Implementing new operators#
Users are welcome to create new operators and add them to the PyLops-MPI library.
In this tutorial, we will go through the key steps in the definition of an operator, using the
pylops_mpi.basicoperators.MPIBlockDiag
as an example. This operator creates a block-diagonal matrix of
N pylops linear operators.
Creating the operator#
The first thing we need to do is to create a new file with the name of the operator we would like to implement.
Note that as the operator will be a class, we need to follow the UpperCaseCamelCase convention both for the class itself
and for the filename. It’s recommended to prefix the class name with MPI
to distinguish it as an MPI Operator.
Once we have created the file, we will start by importing the modules that will be needed by the operator.

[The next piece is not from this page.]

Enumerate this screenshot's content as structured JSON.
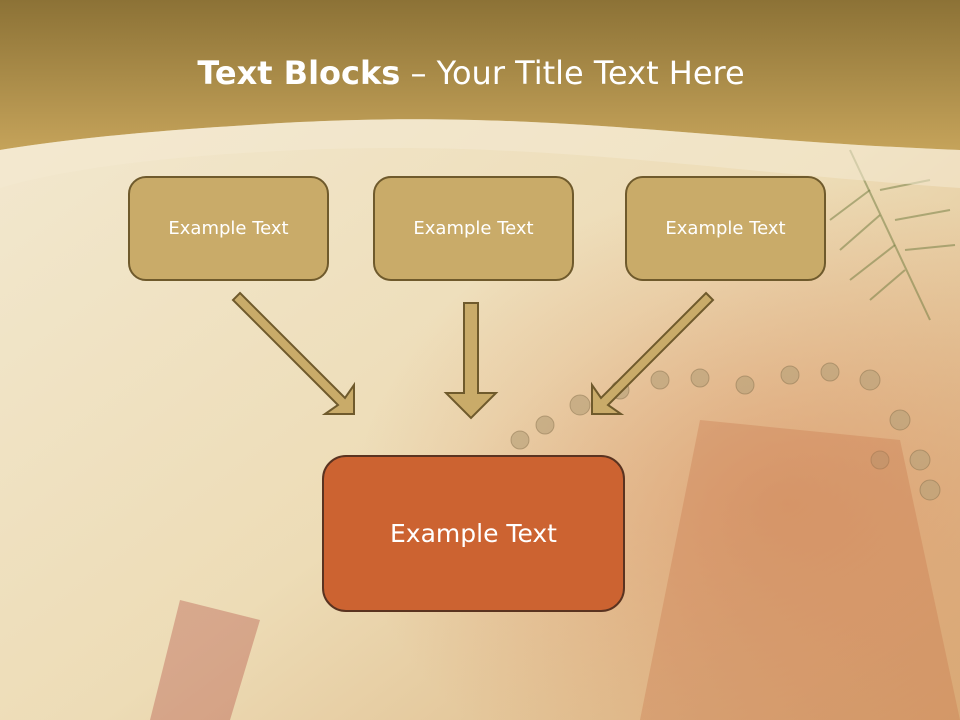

While this varies from operator to operator, you will always need to import the pylops_mpi.DistributedArray
class
which we use in this library as an alternative to the NumPy arrays. This class allows you to work with distributed arrays that
are partitioned/broadcasted across different ranks or processes in a parallel computing environment. Additionally, you will
need to import the pylops_mpi.MPILinearOperator
class, which serves as the parent class for any of our operators:
from pylops_mpi import DistributedArray, MPILinearOperator
After that we define our new operator:
class MPIBlockDiag(MPILinearOperator):
followed by a numpydoc docstring
(starting with r"""
and ending with """
) containing the documentation of the operator. Such docstring should
contain at least a short description of the operator, a Parameters
section with a detailed description of the
input parameters and a Notes
section providing a mathematical explanation of the operator. Take a look at
some of the core operators of PyLops-MPI to get a feeling of the level of details of the mathematical explanation.
Initialization (__init__
)#
We then need to create the __init__
where the input parameters are passed and saved as members of our class.

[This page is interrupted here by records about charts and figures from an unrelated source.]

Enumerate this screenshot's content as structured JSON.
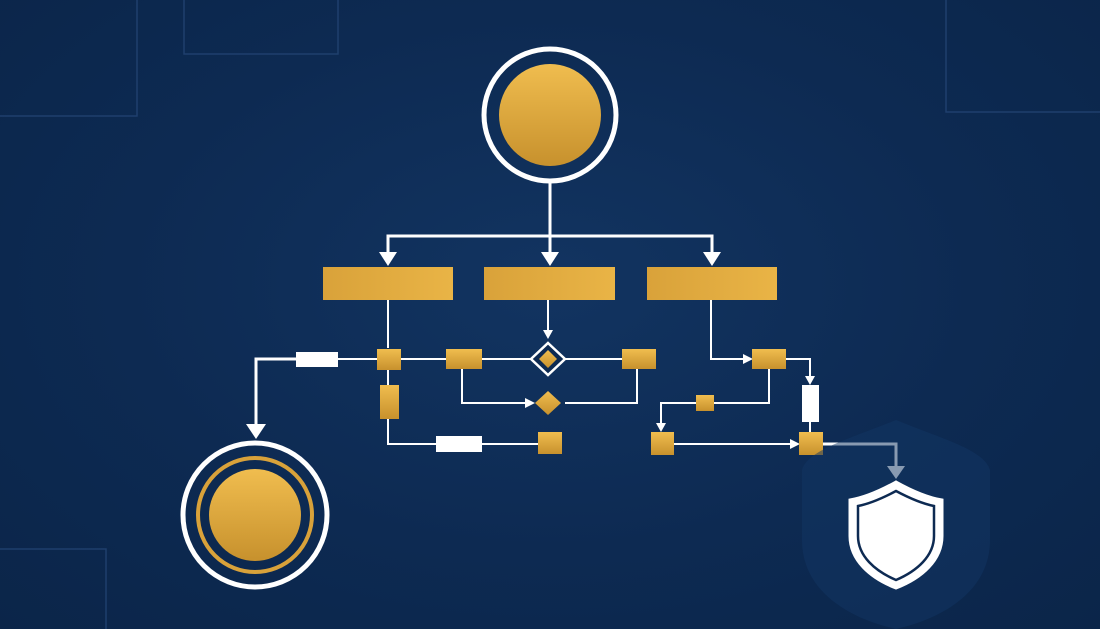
{
  "diagram": {
    "type": "flowchart",
    "colors": {
      "background": "#0d2a52",
      "node_fill": "#e2ac3f",
      "node_fill_dark": "#c7902c",
      "connector": "#ffffff",
      "frame_lines": "#1e3f6d",
      "shield_fill": "#ffffff"
    },
    "nodes": [
      {
        "id": "start",
        "shape": "circle"
      },
      {
        "id": "process-left",
        "shape": "rectangle"
      },
      {
        "id": "process-center",
        "shape": "rectangle"
      },
      {
        "id": "process-right",
        "shape": "rectangle"
      },
      {
        "id": "decision-1",
        "shape": "diamond"
      },
      {
        "id": "decision-2",
        "shape": "diamond"
      },
      {
        "id": "end",
        "shape": "double-circle"
      },
      {
        "id": "secure",
        "shape": "shield",
        "icon": "shield-icon"
      }
    ]
  }
}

While the input parameters change from operator to operator, it is always required to create three members, the first
called shape
with a tuple containing the dimensions of the operator in the data and model space, the second
called dtype
with the data type object (np.dtype
) of the model and data, and the third called base_comm
with an MPI base communicator (mpi4py.MPI.Comm
, default set to mpi4py.MPI.COMM_WORLD
) responsible for
communicating between different processes. In the context of MPIBlockDiag, we calculate the shape
by performing
a sum-reduction on the shapes of each operator. If the dtype
is not provided, it is determined from the operators,
while the base_comm
is set to MPI.COMM_WORLD
if not provided.
def __init__(self, ops: Sequence[LinearOperator],
base_comm: MPI.Comm = MPI.COMM_WORLD,
dtype: Optional[DTypeLike] = None):
self.ops = ops
mops = np.zeros(len(self.ops), dtype=np.int64)
nops = np.zeros(len(self.ops), dtype=np.int64)
for iop, oper in enumerate(self.ops):
nops[iop] = oper.shape[0]
mops[iop] = oper.shape[1]
self.mops = mops.sum()
self.nops = nops.sum()
shape = (base_comm.allreduce(self.nops), base_comm.allreduce(self.mops))
dtype = _get_dtype(ops) if dtype is None else np.dtype(dtype)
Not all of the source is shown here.